Commenting on the possibility of an arms buildup in the region, Toczek told Sputnik that "this is another step toward the sharpening of tensions, which could lead to a great tragedy. In no way does this step serve in normalizing relations." The Polish navy veteran turned-politician added that in his view, the move "will not increase Poland's national security."
"I do not see any concrete actions on the part of Russia or other countries located to the east of Poland which would justify such a step. In my view, this type of action creates the basis for an escalation, via similar actions [by the other side]. I believe that this step would be contrary to the interests of Poland and of other countries in the region."

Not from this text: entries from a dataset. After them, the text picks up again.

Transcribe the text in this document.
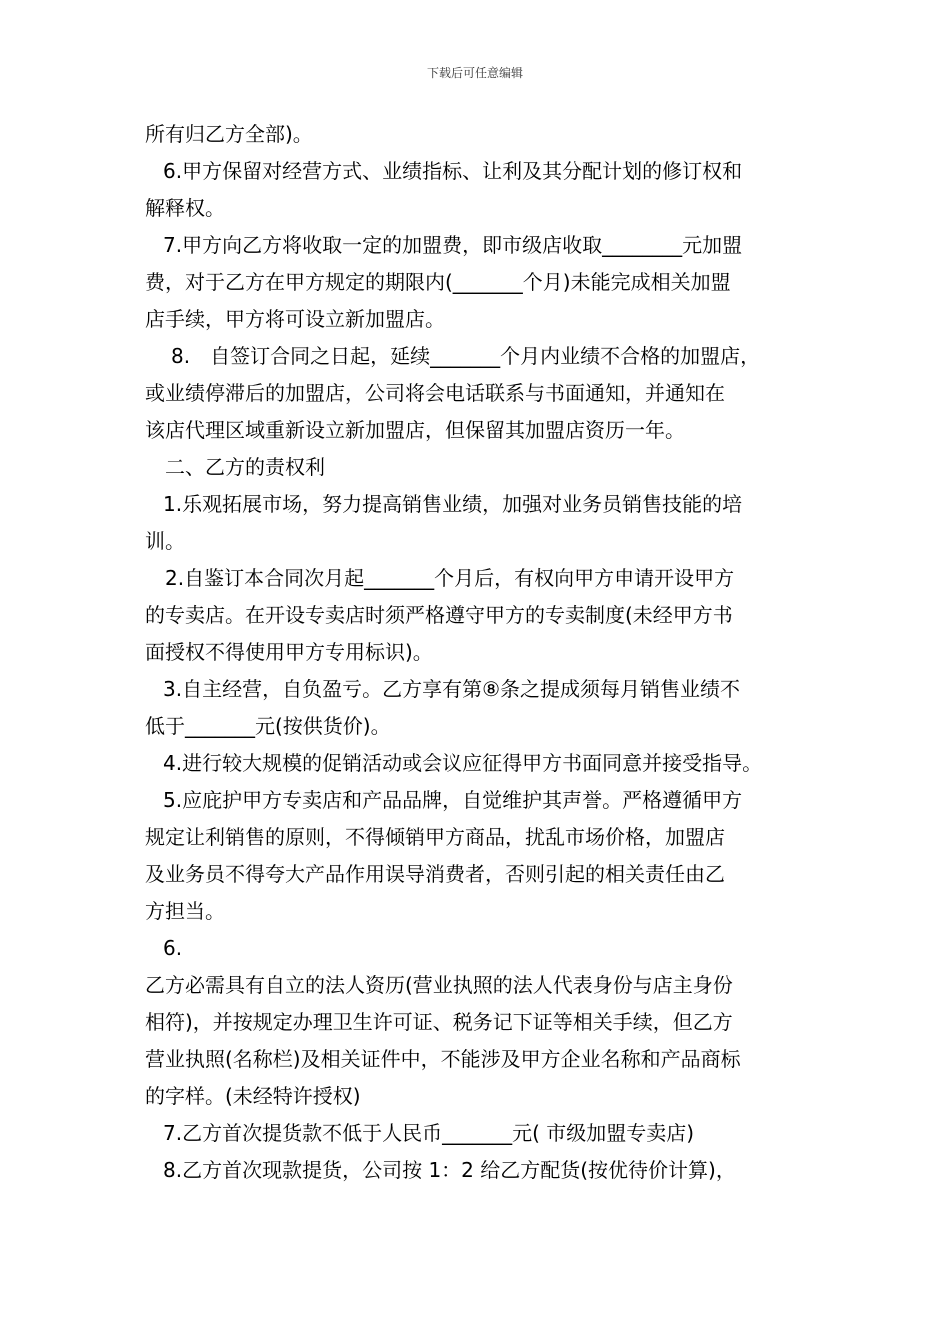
下载后可任意编辑
所有归乙方全部)。
6.甲方保留对经营方式、业绩指标、让利及其分配计划的修订权和
解释权。
7.甲方向乙方将收取一定的加盟费，即市级店收取________元加盟
费，对于乙方在甲方规定的期限内(_______个月)未能完成相关加盟
店手续，甲方将可设立新加盟店。
8.　自签订合同之日起，延续_______个月内业绩不合格的加盟店，
或业绩停滞后的加盟店，公司将会电话联系与书面通知，并通知在
该店代理区域重新设立新加盟店，但保留其加盟店资历一年。
二、乙方的责权利
1.乐观拓展市场，努力提高销售业绩，加强对业务员销售技能的培
训。
2.自鉴订本合同次月起_______个月后，有权向甲方申请开设甲方
的专卖店。在开设专卖店时须严格遵守甲方的专卖制度(未经甲方书
面授权不得使用甲方专用标识)。
3.自主经营，自负盈亏。乙方享有第⑧条之提成须每月销售业绩不
低于_______元(按供货价)。
4.进行较大规模的促销活动或会议应征得甲方书面同意并接受指导。
5.应庇护甲方专卖店和产品品牌，自觉维护其声誉。严格遵循甲方
规定让利销售的原则，不得倾销甲方商品，扰乱市场价格，加盟店
及业务员不得夸大产品作用误导消费者，否则引起的相关责任由乙
方担当。
6.
乙方必需具有自立的法人资历(营业执照的法人代表身份与店主身份
相符)，并按规定办理卫生许可证、税务记下证等相关手续，但乙方
营业执照(名称栏)及相关证件中，不能涉及甲方企业名称和产品商标
的字样。(未经特许授权)
7.乙方首次提货款不低于人民币_______元( 市级加盟专卖店)
8.乙方首次现款提货，公司按 1：2 给乙方配货(按优待价计算)，
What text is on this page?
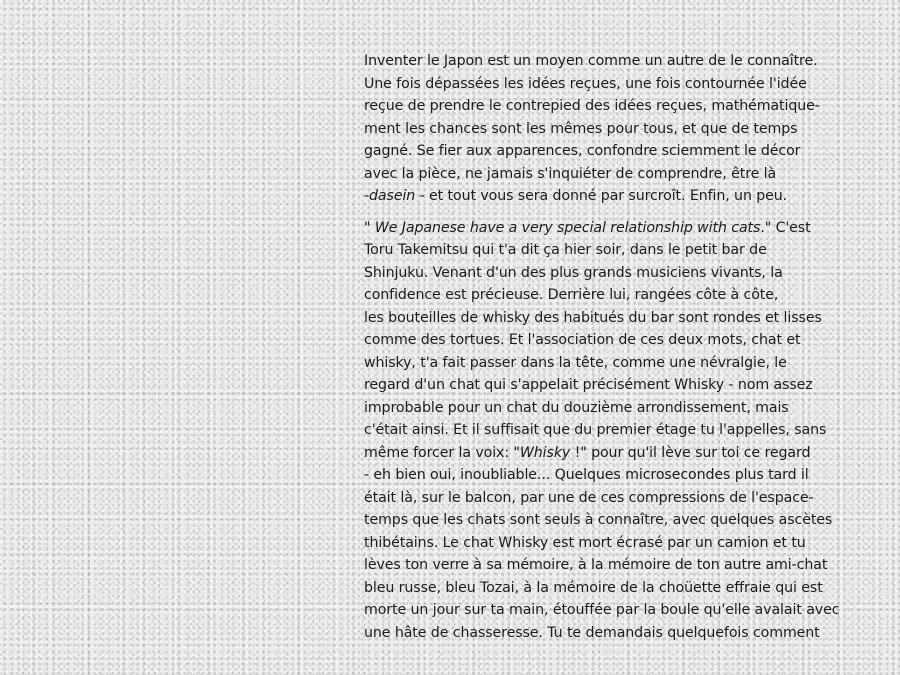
Inventer le Japon est un moyen comme un autre de le connaître.
Une fois dépassées les idées reçues, une fois contournée l'idée
reçue de prendre le contrepied des idées reçues, mathématique-
ment les chances sont les mêmes pour tous, et que de temps
gagné. Se fier aux apparences, confondre sciemment le décor
avec la pièce, ne jamais s'inquiéter de comprendre, être là
-dasein - et tout vous sera donné par surcroît. Enfin, un peu.

" We Japanese have a very special relationship with cats." C'est
Toru Takemitsu qui t'a dit ça hier soir, dans le petit bar de
Shinjuku. Venant d'un des plus grands musiciens vivants, la
confidence est précieuse. Derrière lui, rangées côte à côte,
les bouteilles de whisky des habitués du bar sont rondes et lisses
comme des tortues. Et l'association de ces deux mots, chat et
whisky, t'a fait passer dans la tête, comme une névralgie, le
regard d'un chat qui s'appelait précisément Whisky - nom assez
improbable pour un chat du douzième arrondissement, mais
c'était ainsi. Et il suffisait que du premier étage tu l'appelles, sans
même forcer la voix: "Whisky !" pour qu'il lève sur toi ce regard
- eh bien oui, inoubliable... Quelques microsecondes plus tard il
était là, sur le balcon, par une de ces compressions de l'espace-
temps que les chats sont seuls à connaître, avec quelques ascètes
thibétains. Le chat Whisky est mort écrasé par un camion et tu
lèves ton verre à sa mémoire, à la mémoire de ton autre ami-chat
bleu russe, bleu Tozai, à la mémoire de la choüette effraie qui est
morte un jour sur ta main, étouffée par la boule qu'elle avalait avec
une hâte de chasseresse. Tu te demandais quelquefois comment
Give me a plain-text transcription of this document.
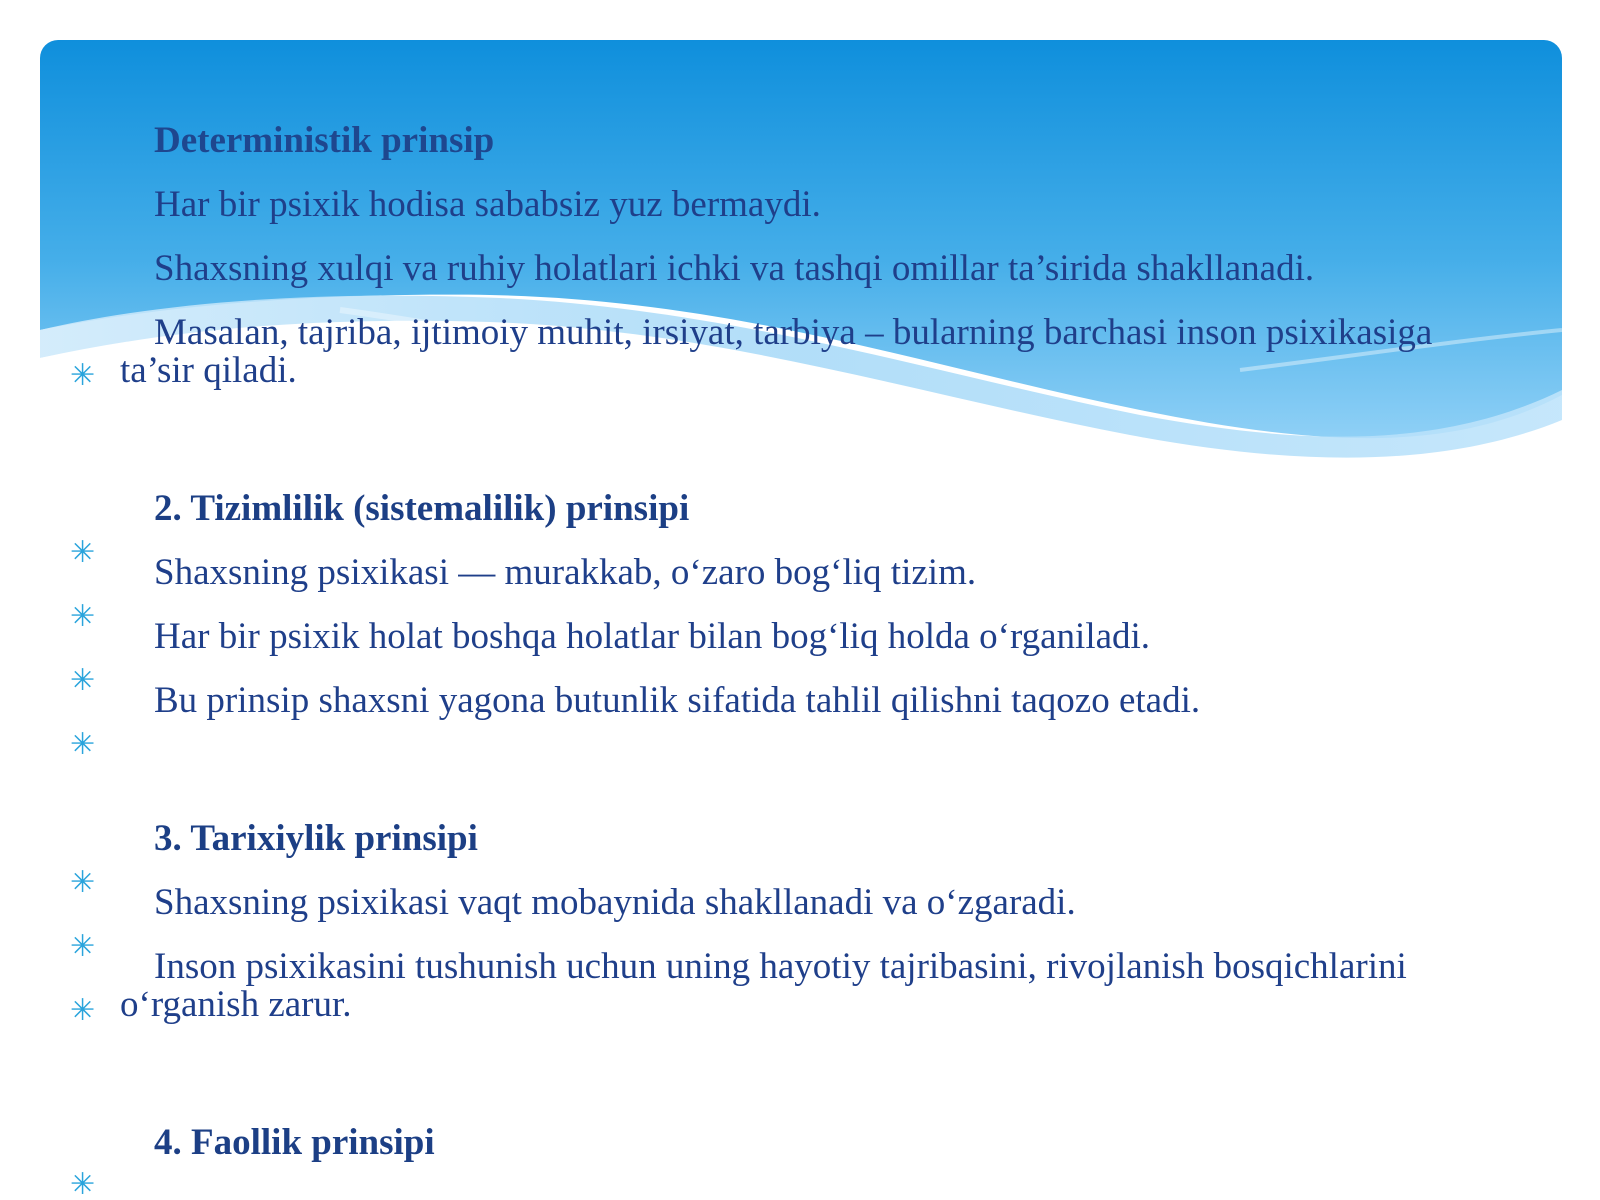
Deterministik prinsip
Har bir psixik hodisa sababsiz yuz bermaydi.
Shaxsning xulqi va ruhiy holatlari ichki va tashqi omillar ta’sirida shakllanadi.
Masalan, tajriba, ijtimoiy muhit, irsiyat, tarbiya – bularning barchasi inson psixikasiga
✳ ta’sir qiladi.
2. Tizimlilik (sistemalilik) prinsipi
✳ Shaxsning psixikasi — murakkab, o‘zaro bog‘liq tizim.
✳ Har bir psixik holat boshqa holatlar bilan bog‘liq holda o‘rganiladi.
✳ Bu prinsip shaxsni yagona butunlik sifatida tahlil qilishni taqozo etadi.
✳
3. Tarixiylik prinsipi
✳ Shaxsning psixikasi vaqt mobaynida shakllanadi va o‘zgaradi.
✳ Inson psixikasini tushunish uchun uning hayotiy tajribasini, rivojlanish bosqichlarini
✳ o‘rganish zarur.
4. Faollik prinsipi
✳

Referring to NATO Secretary General Jens Stoltenberg's statement earlier this month that Russia poses no immediate threat to NATO, Toczek noted that he does "not know why the statements by politicians contradict one another," emphasizing only that such a decision would "not contribute to a constructive resolution of the problems which exist in Ukraine. If we focus on the imaginary threat from Russia in relation to Poland and other countries in the region, we can expect to see an increase in tensions, and this is not something in the interests of the Poles."
Toczek noted that making policy "based on emotions is an irresponsible thing to do." He noted that he remains "confident that Russia will continue the political line we have seen in recent years, and that it will not allow itself to be drawn into hazardous games."
Marek Toczek served in the Polish Navy between 1965 and 1996, rising to the rank of Vice Admiral in 1994. In the mid-1990s, he left the navy and became the president of the Polish Front, running for a seat in parliament during the 2001 parliamentary elections on the party list of the Alternative Social Movement. Since then, he has been a vice president of the social democratic Polish Labour Party — August 80.